Performance of floating point instructions

Karma: 410

2010-03-10 07:55 UTC

Hi all,
in maemo-mapper I have a lot of code involved in doing transformations from
latitude/longitude to Mercator coordinates (used in google maps, for example),
calculation of distances, etc.

I'm trying to use integer arithmetics as much as possible, but sometimes it's a
bit impractical, and I wonder if it's really worth the trouble.

Does one have any figure about how the performance of the FPU is, compared to
integer operations?

A practical question: should I use this way of computing the square root:

http://en.wikipedia.org/wiki/Methods_of_computing_square_roots#Binary_numeral_system_.28base_2.29

(but operating on 32 or even 64 bits), or would I be better using sqrtf() or sqrt()?

Does anyone know any tricks to optimize certain operations on arrays of data?

Ciao,
Alberto

--
http://www.mardy.it <-- geek in un lingua international!

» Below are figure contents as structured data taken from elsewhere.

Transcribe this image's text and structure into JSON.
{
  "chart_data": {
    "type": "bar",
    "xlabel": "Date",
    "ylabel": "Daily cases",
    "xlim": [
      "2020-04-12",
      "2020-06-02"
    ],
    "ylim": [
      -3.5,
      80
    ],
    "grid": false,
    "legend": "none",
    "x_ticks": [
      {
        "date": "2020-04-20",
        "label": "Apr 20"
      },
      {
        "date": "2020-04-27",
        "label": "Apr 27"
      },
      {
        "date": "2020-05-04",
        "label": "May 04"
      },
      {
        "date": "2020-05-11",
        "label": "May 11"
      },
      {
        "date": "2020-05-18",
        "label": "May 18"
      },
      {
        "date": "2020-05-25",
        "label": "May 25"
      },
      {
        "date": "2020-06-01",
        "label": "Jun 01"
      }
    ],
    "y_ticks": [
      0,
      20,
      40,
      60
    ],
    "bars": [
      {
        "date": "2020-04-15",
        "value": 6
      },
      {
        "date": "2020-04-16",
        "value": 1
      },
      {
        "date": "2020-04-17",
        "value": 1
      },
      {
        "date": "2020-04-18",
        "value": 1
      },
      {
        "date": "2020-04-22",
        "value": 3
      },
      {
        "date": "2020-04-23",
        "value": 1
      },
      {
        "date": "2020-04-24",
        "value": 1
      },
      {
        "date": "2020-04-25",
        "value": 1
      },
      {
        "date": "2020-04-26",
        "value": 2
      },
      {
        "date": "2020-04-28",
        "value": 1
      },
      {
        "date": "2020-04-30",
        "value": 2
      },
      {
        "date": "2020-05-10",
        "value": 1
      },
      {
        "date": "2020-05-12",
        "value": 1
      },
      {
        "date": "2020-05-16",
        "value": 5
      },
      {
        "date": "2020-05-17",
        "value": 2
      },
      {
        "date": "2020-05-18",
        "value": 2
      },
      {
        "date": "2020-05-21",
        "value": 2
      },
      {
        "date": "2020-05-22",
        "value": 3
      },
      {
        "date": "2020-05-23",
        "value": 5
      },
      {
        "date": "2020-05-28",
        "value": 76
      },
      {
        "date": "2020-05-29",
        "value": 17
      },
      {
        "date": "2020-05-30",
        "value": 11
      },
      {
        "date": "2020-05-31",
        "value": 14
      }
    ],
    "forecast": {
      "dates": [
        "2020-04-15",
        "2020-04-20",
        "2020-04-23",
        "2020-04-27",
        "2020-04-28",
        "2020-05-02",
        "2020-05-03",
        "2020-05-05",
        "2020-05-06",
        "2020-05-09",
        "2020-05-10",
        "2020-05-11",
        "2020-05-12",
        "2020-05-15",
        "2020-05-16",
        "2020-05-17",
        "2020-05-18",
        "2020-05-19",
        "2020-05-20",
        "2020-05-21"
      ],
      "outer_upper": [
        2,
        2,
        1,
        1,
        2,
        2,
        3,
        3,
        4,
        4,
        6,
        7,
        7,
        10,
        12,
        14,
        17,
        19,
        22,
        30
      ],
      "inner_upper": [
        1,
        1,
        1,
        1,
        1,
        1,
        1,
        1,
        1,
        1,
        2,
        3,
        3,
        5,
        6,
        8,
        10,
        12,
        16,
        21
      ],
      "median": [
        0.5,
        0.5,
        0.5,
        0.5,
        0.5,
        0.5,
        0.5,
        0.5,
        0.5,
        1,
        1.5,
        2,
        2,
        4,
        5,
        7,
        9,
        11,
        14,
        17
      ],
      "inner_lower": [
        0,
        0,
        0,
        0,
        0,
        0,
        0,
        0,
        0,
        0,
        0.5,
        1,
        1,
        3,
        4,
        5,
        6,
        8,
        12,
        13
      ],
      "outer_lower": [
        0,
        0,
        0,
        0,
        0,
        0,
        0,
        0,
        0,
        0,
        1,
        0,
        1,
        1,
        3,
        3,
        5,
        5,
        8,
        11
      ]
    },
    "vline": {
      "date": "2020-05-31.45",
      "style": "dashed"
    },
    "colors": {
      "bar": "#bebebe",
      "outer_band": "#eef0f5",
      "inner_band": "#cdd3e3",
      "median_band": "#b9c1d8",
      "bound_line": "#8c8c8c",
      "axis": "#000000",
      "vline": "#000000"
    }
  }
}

Re: Performance of floating point instructions

Sivan Greenberg

2010-03-10 08:26 UTC

Hi Alberto!

On Wed, Mar 10, 2010 at 9:55 AM, Alberto Mardegan <
mardy@users.sourceforge.net> wrote:

> Hi all,
> in maemo-mapper I have a lot of code involved in doing transformations
> from latitude/longitude to Mercator coordinates (used in google maps, for
> example), calculation of distances, etc.
>
> I'm trying to use integer arithmetics as much as possible, but sometimes
> it's a bit impractical, and I wonder if it's really worth the trouble.
>
> Does one have any figure about how the performance of the FPU is, compared
> to integer operations?
>
> A practical question: should I use this way of computing the square root:
>
>
> http://en.wikipedia.org/wiki/Methods_of_computing_square_roots#Binary_numeral_system_.28base_2.29
>
> (but operating on 32 or even 64 bits), or would I be better using sqrtf()
> or sqrt()?
>
>
> Does anyone know any tricks to optimize certain operations on arrays of
> data?
>

Basically, what we did with ThinX OS, is have a full blown soft-float
toolchain which then used the already proven and highly optimized GCC's
stack floating point operations. However , Maemo is not soft float, so I'd
recommend to experiment with rebuilding Mapper using such a soft float
enabled toolchain, statically linked to avoid glitches to system's libc or
have a seperat LD_LIBRARY_PATH to avoid memory hogging, and see where it
gets you.

IMHO this is the best way to do FP optimization. We have experimented with
it alot, including sqrtf and friend to no significant improvement.

Sivan

Re: Performance of floating point instructions

Ove Kaaven

2010-03-10 09:46 UTC

Alberto Mardegan skrev:
> Does anyone know any tricks to optimize certain operations on arrays of
> data?

The answer to that is, obviously, to use the Cortex-A-series SIMD
engine, NEON.

Supposedly you may be able to make gcc generate NEON instructions with
-mfpu=neon -ffast-math -ftree-vectorize (and perhaps -mfloat-abi=softfp,
but that's the default in the Fremantle SDK anyway), but it's still not
very good at it, so writing the asm by hand is still better... and I'm
not sure if it can automatically vectorize library calls like sqrt.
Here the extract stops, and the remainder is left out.